Original Source: [splunk source]
Name:M365 Copilot Jailbreak Attempts
id:b05a4f25-e07d-436f-ab03-f954afa922c0
version:1
date:2025-09-24
author:Rod Soto
status:experimental
type:Anomaly
Description:Detects M365 Copilot jailbreak attempts through prompt injection techniques including rule manipulation, system bypass commands, and AI impersonation requests that attempt to circumvent built-in safety controls. The detection searches exported eDiscovery prompt logs for jailbreak keywords like "pretend you are," "act as," "rules=," "ignore," "bypass," and "override" in the Subject_Title field, assigning severity scores based on the manipulation type (score of 4 for amoral impersonation or explicit rule injection, score of 3 for entity roleplay or bypass commands). Prompts with a jailbreak score of 2 or higher are flagged, prioritizing the most severe attempts to override AI safety mechanisms through direct instruction injection or unauthorized persona adoption.
Data_source:
  • -M365 Exported eDiscovery Prompts
search:`m365_exported_ediscovery_prompt_logs`
| search Subject_Title="*pretend you are*" OR Subject_Title="*act as*" OR Subject_Title="*rules=*" OR Subject_Title="*ignore*" OR Subject_Title="*bypass*" OR Subject_Title="*override*"
| eval user = Sender
| eval jailbreak_score=case( match(Subject_Title, "(?i)pretend you are.*amoral"), 4, match(Subject_Title, "(?i)act as.*entities"), 3, match(Subject_Title, "(?i)(ignore|bypass|override)"), 3, match(Subject_Title, "(?i)rules\s*="), 4, 1=1, 1)

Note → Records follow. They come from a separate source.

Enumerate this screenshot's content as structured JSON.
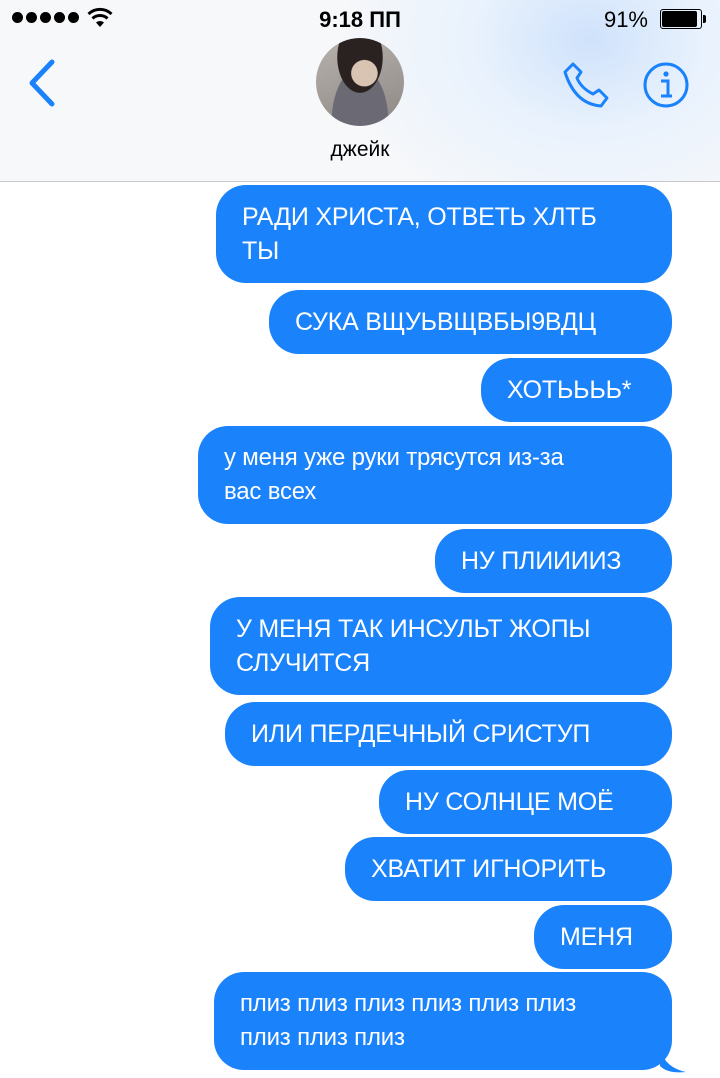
{
  "status_bar": {
    "time": "9:18 ПП",
    "battery_percent": "91%",
    "battery_level": 0.91,
    "signal_bars": 5
  },
  "header": {
    "contact_name": "джейк",
    "icons": [
      "back-chevron-icon",
      "phone-icon",
      "info-icon"
    ],
    "accent_color": "#1a82fb"
  },
  "messages": [
    {
      "lines": [
        "РАДИ ХРИСТА, ОТВЕТЬ ХЛТБ",
        "ТЫ"
      ]
    },
    {
      "lines": [
        "СУКА ВЩУЬВЩВБЫ9ВДЦ"
      ]
    },
    {
      "lines": [
        "ХОТЬЬЬЬ*"
      ]
    },
    {
      "lines": [
        "у меня уже руки трясутся из-за",
        "вас всех"
      ]
    },
    {
      "lines": [
        "НУ ПЛИИИИЗ"
      ]
    },
    {
      "lines": [
        "У МЕНЯ ТАК ИНСУЛЬТ ЖОПЫ",
        "СЛУЧИТСЯ"
      ]
    },
    {
      "lines": [
        "ИЛИ ПЕРДЕЧНЫЙ СРИСТУП"
      ]
    },
    {
      "lines": [
        "НУ СОЛНЦЕ МОЁ"
      ]
    },
    {
      "lines": [
        "ХВАТИТ ИГНОРИТЬ"
      ]
    },
    {
      "lines": [
        "МЕНЯ"
      ]
    },
    {
      "lines": [
        "плиз плиз плиз плиз плиз плиз",
        "плиз плиз плиз"
      ]
    }
  ]
}
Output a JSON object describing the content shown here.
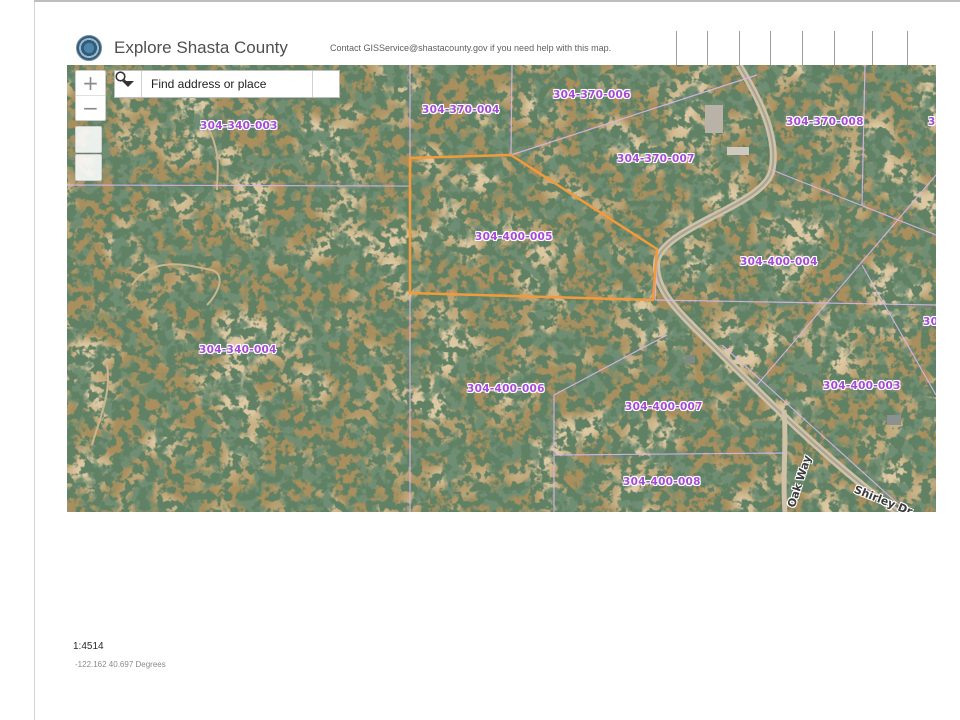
{
  "header": {
    "title": "Explore Shasta County",
    "contact_note": "Contact GISService@shastacounty.gov if you need help with this map."
  },
  "search": {
    "placeholder": "Find address or place"
  },
  "zoom": {
    "zoom_in_label": "+",
    "zoom_out_label": "−"
  },
  "icons": {
    "logo": "shasta-county-seal-icon",
    "dropdown": "caret-down-icon",
    "search": "search-icon"
  },
  "map": {
    "parcels": [
      {
        "id": "304-340-003"
      },
      {
        "id": "304-370-004"
      },
      {
        "id": "304-370-006"
      },
      {
        "id": "304-370-007"
      },
      {
        "id": "304-370-008"
      },
      {
        "id": "304-400-005"
      },
      {
        "id": "304-400-004"
      },
      {
        "id": "304-340-004"
      },
      {
        "id": "304-400-006"
      },
      {
        "id": "304-400-007"
      },
      {
        "id": "304-400-003"
      },
      {
        "id": "304-400-008"
      },
      {
        "id": "3"
      },
      {
        "id": "30"
      }
    ],
    "roads": [
      {
        "name": "Oak Way"
      },
      {
        "name": "Shirley Dr"
      }
    ],
    "selected_parcel": "304-400-005",
    "colors": {
      "highlight": "#f39a3a",
      "parcel_line": "#d9b6e8",
      "parcel_label": "#a64ad6"
    }
  },
  "footer": {
    "scale": "1:4514",
    "coordinates": "-122.162 40.697 Degrees"
  }
}
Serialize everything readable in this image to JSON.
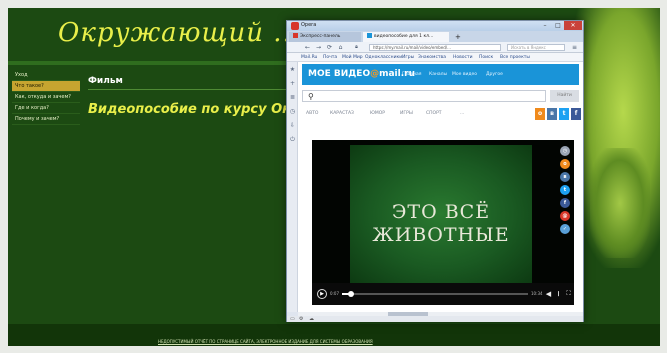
{
  "site": {
    "title": "Окружающий ...",
    "sidebar": [
      {
        "label": "Уход",
        "active": false
      },
      {
        "label": "Что такое?",
        "active": true
      },
      {
        "label": "Как, откуда и зачем?",
        "active": false
      },
      {
        "label": "Где и когда?",
        "active": false
      },
      {
        "label": "Почему и зачем?",
        "active": false
      }
    ],
    "content_title": "Фильм",
    "content_heading": "Видеопособие по курсу Ок",
    "footer_text": "НЕДОПУСТИМЫЙ ОТЧЁТ ПО СТРАНИЦЕ САЙТА, ЭЛЕКТРОННОЕ ИЗДАНИЕ ДЛЯ СИСТЕМЫ ОБРАЗОВАНИЯ"
  },
  "browser": {
    "app_name": "Opera",
    "controls": {
      "minimize": "–",
      "maximize": "□",
      "close": "✕"
    },
    "tabs": [
      {
        "label": "Экспресс-панель"
      },
      {
        "label": "видеопособие для 1 кл..."
      }
    ],
    "tab_add": "+",
    "nav": {
      "back": "←",
      "forward": "→",
      "reload": "⟳",
      "home": "⌂"
    },
    "url": "https://my.mail.ru/mail/video/embed/...",
    "search_placeholder": "Искать в Яндекс",
    "bookmarks": [
      "Mail.Ru",
      "Почта",
      "Мой Мир",
      "Одноклассники",
      "Игры",
      "Знакомства",
      "Новости",
      "Поиск",
      "Все проекты"
    ],
    "side_icons": [
      "star-icon",
      "plus-icon",
      "history-icon",
      "clock-icon",
      "download-icon",
      "power-icon"
    ]
  },
  "video_page": {
    "logo": {
      "prefix": "МОЕ ВИДЕО",
      "at": "@",
      "suffix": "mail.ru"
    },
    "nav": [
      "Главная",
      "Каналы",
      "Мое видео",
      "Другое"
    ],
    "search_query": "",
    "search_button": "Найти",
    "categories": [
      "АВТО",
      "КАРАСТАЗ",
      "ЮМОР",
      "ИГРЫ",
      "СПОРТ",
      "..."
    ],
    "social": {
      "ok": "о",
      "vk": "в",
      "twitter": "t",
      "facebook": "f"
    },
    "video_caption_line1": "ЭТО ВСЁ",
    "video_caption_line2": "ЖИВОТНЫЕ",
    "time_current": "0:07",
    "time_total": "10:34",
    "progress": 0.05,
    "share_colors": [
      "#9aa5b4",
      "#f08a1c",
      "#4a76a8",
      "#1da1f2",
      "#3b5998",
      "#d9372a",
      "#5aa0d8"
    ]
  }
}
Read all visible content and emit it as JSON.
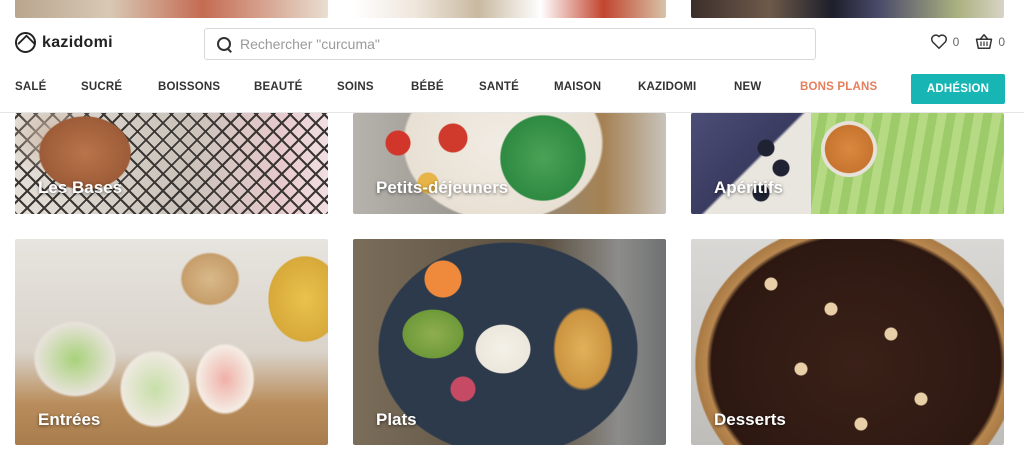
{
  "brand": {
    "name": "kazidomi"
  },
  "search": {
    "placeholder": "Rechercher \"curcuma\""
  },
  "header": {
    "wishlist_count": "0",
    "cart_count": "0"
  },
  "nav": {
    "items": [
      "SALÉ",
      "SUCRÉ",
      "BOISSONS",
      "BEAUTÉ",
      "SOINS",
      "BÉBÉ",
      "SANTÉ",
      "MAISON",
      "KAZIDOMI",
      "NEW"
    ],
    "promo": "BONS PLANS",
    "join": "ADHÉSION"
  },
  "colors": {
    "accent": "#17b6b5",
    "promo": "#e67e5c"
  },
  "categories": [
    {
      "label": "Les Bases"
    },
    {
      "label": "Petits-déjeuners"
    },
    {
      "label": "Apéritifs"
    },
    {
      "label": "Entrées"
    },
    {
      "label": "Plats"
    },
    {
      "label": "Desserts"
    }
  ]
}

| where jailbreak_score >= 2
| table _time, user, Subject_Title, jailbreak_score, Workload, Size
| sort -jailbreak_score, -_time
| `m365_copilot_jailbreak_attempts_filter`


how_to_implement:To export M365 Copilot prompt logs, navigate to the Microsoft Purview compliance portal (compliance.microsoft.com) and access eDiscovery. Create a new eDiscovery case, add target user accounts or date ranges as data sources, then create a search query targeting M365 Copilot interactions across relevant workloads. Once the search completes, export the results to generate a package containing prompt logs with fields like Subject_Title (prompt text), Sender, timestamps, and workload metadata. Download the exported files using the eDiscovery Export Tool and ingest them into Splunk for security analysis and detection of jailbreak attempts, data exfiltration requests, and policy violations.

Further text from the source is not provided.